The film’s other piercing them is almost Freudian: the parents’ narcissistic investment in their children—perhaps a bigger issue in societies, like India, where children tend to stay longer with parents. Given the fact that an astounding 65% of the country’s population is below the age of 35 makes it even more pertinent. The Mehras’ investment in their lone son, Kabir (Singh), suddenly turns more literal once they discover the truth about their sagging business.

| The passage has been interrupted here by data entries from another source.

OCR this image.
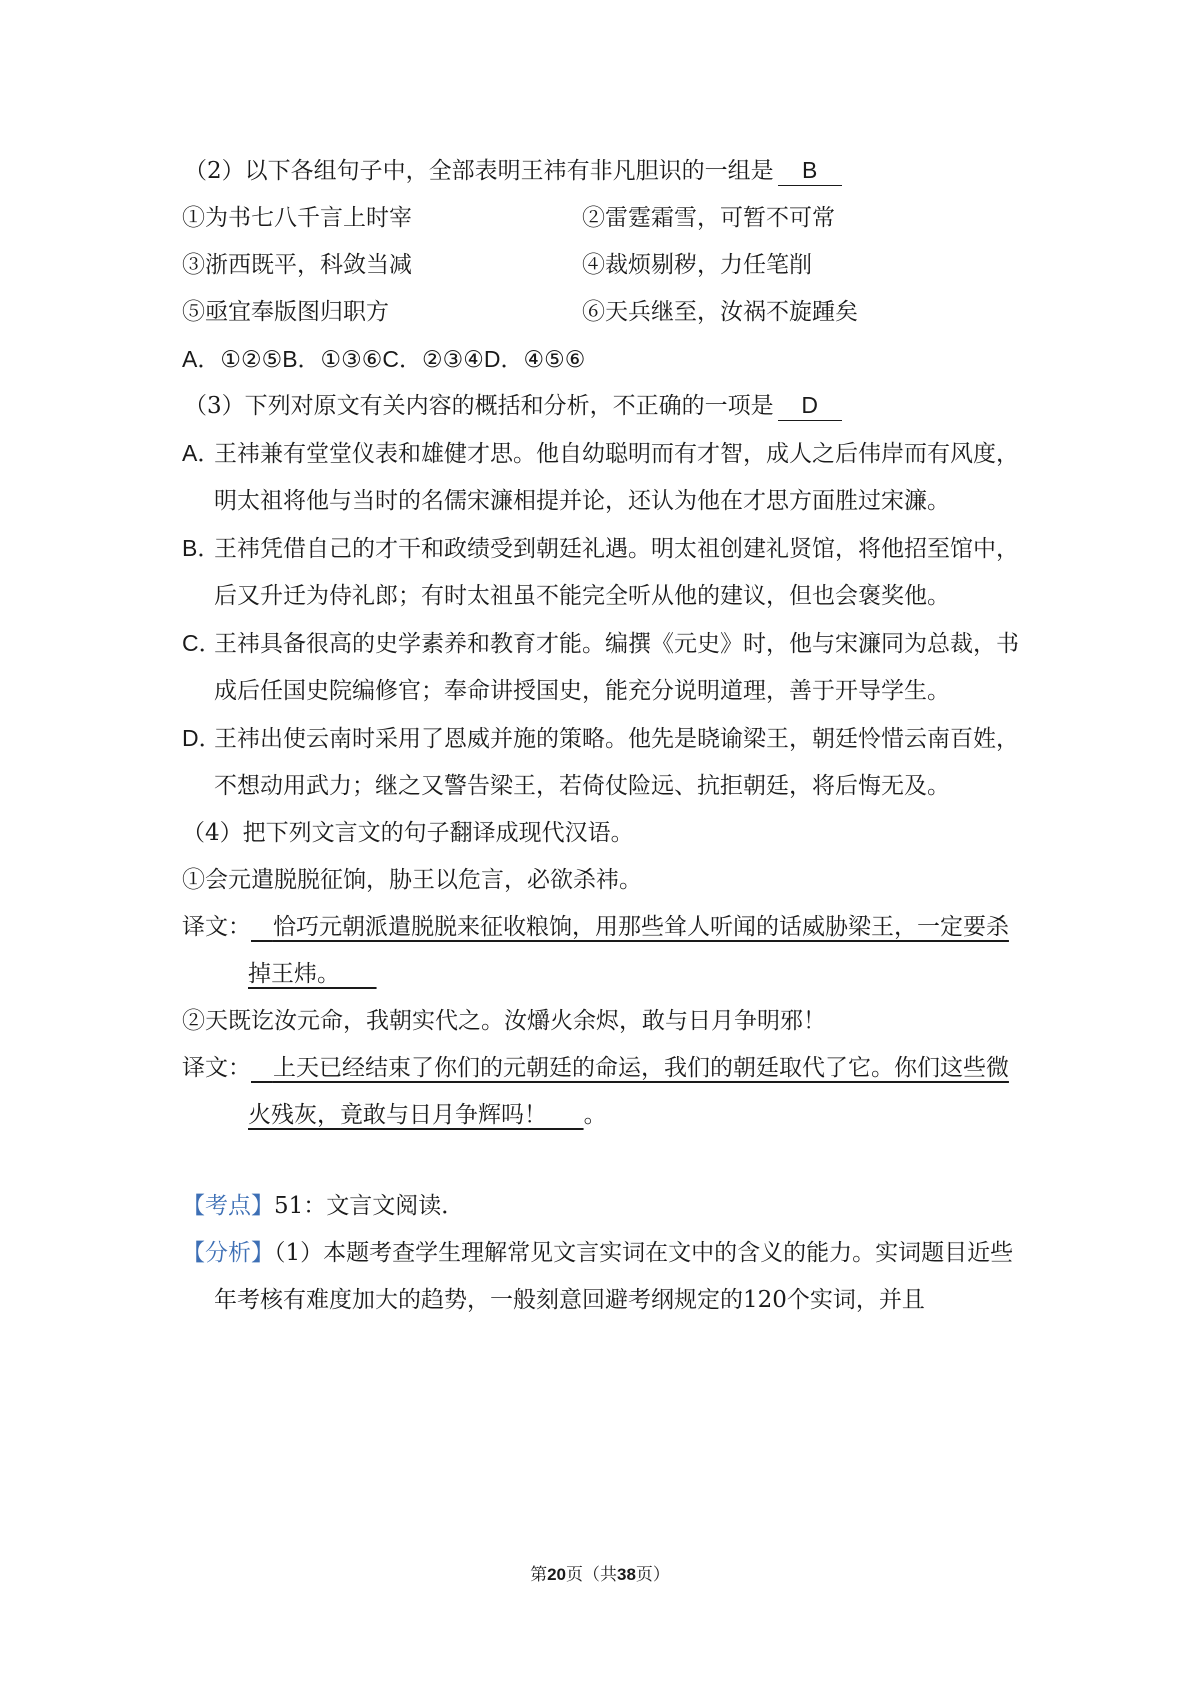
（2）以下各组句子中，全部表明王祎有非凡胆识的一组是 B
①为书七八千言上时宰	②雷霆霜雪，可暂不可常
③浙西既平，科敛当减	④裁烦剔秽，力任笔削
⑤亟宜奉版图归职方	⑥天兵继至，汝祸不旋踵矣
A．①②⑤B．①③⑥C．②③④D．④⑤⑥
（3）下列对原文有关内容的概括和分析，不正确的一项是 D
A．王祎兼有堂堂仪表和雄健才思。他自幼聪明而有才智，成人之后伟岸而有风度，明太祖将他与当时的名儒宋濂相提并论，还认为他在才思方面胜过宋濂。
B．王祎凭借自己的才干和政绩受到朝廷礼遇。明太祖创建礼贤馆，将他招至馆中，后又升迁为侍礼郎；有时太祖虽不能完全听从他的建议，但也会褒奖他。
C．王祎具备很高的史学素养和教育才能。编撰《元史》时，他与宋濂同为总裁，书成后任国史院编修官；奉命讲授国史，能充分说明道理，善于开导学生。
D．王祎出使云南时采用了恩威并施的策略。他先是晓谕梁王，朝廷怜惜云南百姓，不想动用武力；继之又警告梁王，若倚仗险远、抗拒朝廷，将后悔无及。
（4）把下列文言文的句子翻译成现代汉语。
①会元遣脱脱征饷，胁王以危言，必欲杀祎。
译文： 恰巧元朝派遣脱脱来征收粮饷，用那些耸人听闻的话威胁梁王，一定要杀掉王炜。
②天既讫汝元命，我朝实代之。汝爝火余烬，敢与日月争明邪！
译文： 上天已经结束了你们的元朝廷的命运，我们的朝廷取代了它。你们这些微火残灰，竟敢与日月争辉吗！ 。
【考点】51：文言文阅读．
【分析】（1）本题考查学生理解常见文言实词在文中的含义的能力。实词题目近些年考核有难度加大的趋势，一般刻意回避考纲规定的120个实词，并且
第20页（共38页）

The Mediterranean cruise they’ve organized to celebrate their three decades of marriage, one built more on compromise than anything else, now features a rival magnate, one whose daughter was recently dumped at the altar.
But as Pluto rightly observes, when have children ever acquiesced quietly? Once on the ship, Kabir finds his attention drawn to a member of the dance troupe, Farah Ali (a terrific Anushka Sharma), who once ran away from her conservative Muslim family in Birmingham to pursue her dreams. The chemistry between Singh and Sharma is just as electrifying here as it was in Maneesh Sharma’s much-beloved Band Baaja Baaraat.
Almost novelistic in its use of recurring motifs and acutely observed characterizations, Dil Dhadakne Do works not only as a drama but also as a comedy (of manners and mores), feminist tract, social satire and, yes, a road movie. In a way, it’s a new, modern kind of masala film , one that likely won’t be accepted in its entirety by those who still harbor strong feelings about the old, often regressive kind. More importantly, it’s a wonderful piece of cinema.